Guillory has performed at venues throughout Europe, South America and the United States. Stage performances include the renowned Montreux Jazz Festival in Switzerland and the Big Island Jazz Festival. She is a former vocalist with the internationally-known reggae/jazz group Groundation, which continues to tour the globe.

Thoma is a world-traveled professional musician on flute, saxophone, clarinet and piano, with experience throughout America, France, Japan, India and Israel. He has two master’s degrees in music and has been a public and private school teacher, as well as a member of numerous jazz and classical ensembles, such as the Maui and Marin symphonies. Now a music teacher in Hilo at The Pacific Academy of Music and at Kukuau Studio, he lives in Hilo.

Tickets for this special concert are $25 or $20 for VAC members. Ticketholders will be able to purchase beer and/or wine, as well as pupus. Tickets are available at www.volcanoartcenter.org, at VAC’s administration office in Volcano Village and at the VAC Gallery in Hawaii Volcanoes National Park.

The last day to purchase tickets online is Friday. After that, tickets will be sold at the gallery and at the door if they are not sold out. Tickets will be held at will call the day of the show or you may pick them up from 9 a.m.-5 p.m. at the administration office any day before the show.

The Ni‘aulani Campus is located at 19-4074 Old Volcano Road in Volcano Village.

For more information, visit www.volcanoartcenter.org.









The University of Hawaii at Hilo Japanese Student Association will present “Sound of Peace: Before and During WWII in Hawaii,” featuring movies and music, from 1 p.m. to 4 p.m. Saturday at in the large lecture room, UCB100, and the Campus Plaza.

The event, which honors Japanese peacemakers (such as nisei Shigeo Yoshida) in Hawaii in 1941, includes a lecture with movies about the peace movement between the nations before and during World War II, as well as information about the Hawaii Morale Section during the war and Takarazuka Revue (Takarazuka Kagekidan), a Japanese all-female musical theater troupe (40 dancers and singers). The troupe performed in Hawaii and the U.S. to promote Japan-U.S. friendship in 1939, when the conflicts between the nations were getting worse.

A film documentary also will be shown. “The First Battle: The Battle for Equality in War-Time Hawaii” details nisei who were fighting against discrimination and war in Hawaii after the Japanese Imperial Navy attacked the U.S. base at the Pearl Harbor in 1945.

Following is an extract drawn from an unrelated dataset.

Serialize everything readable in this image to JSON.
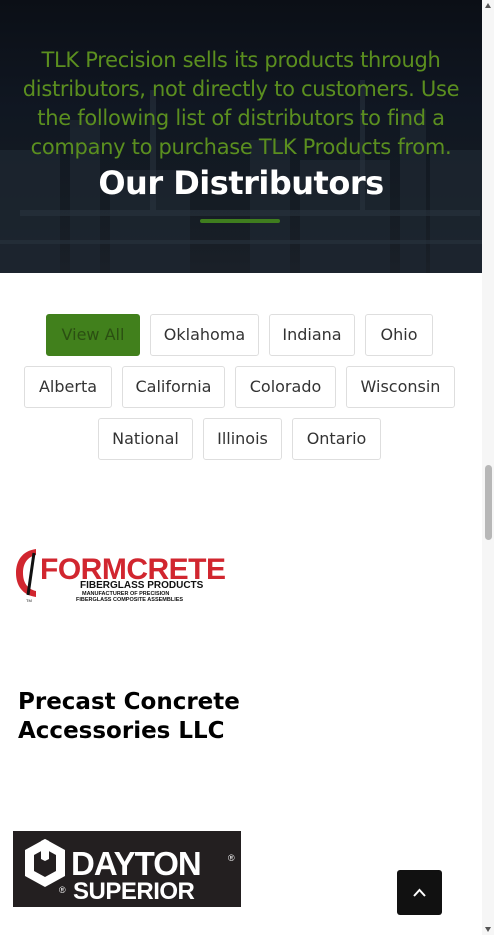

The movie focuses on what happened in Hawaii before and during WWII. The movie shows why Japanese people were treated very differently in Hawaii and the mainland U.S. before and during the war. About 120,000 mainland U.S. Japanese were sent to internment camps, but fewer than 3,000 Japanese were arrested and sent to camps in Hawaii.

Masafumi Honda, the program director of Japanese Studies in the Department of Languages at UH-Hilo, explains that Japanese immigrants (issei) and their children (nisei) have built a community in which different ethnic groups could coexist since the first Japanese immigrants (gannenmono) came to Hawaii in 1868 despite discrimination and hardship caused by the war between Japan (issei’s home country) and the U.S. (nisei’s home country).

There also will be a musical show at the Campus Plaza showcasing a peace concert by Asuka Horiuchi, a former Takarazuka singer from Japan, pianist Natsuko Uchida and flute player Yumi Asakawa. Local music groups, Taishji Taiko club and Okinawa Koto club, will join the concert.

Finally, there will be giant calligraphy display at UCB 100 and Campus Plaza.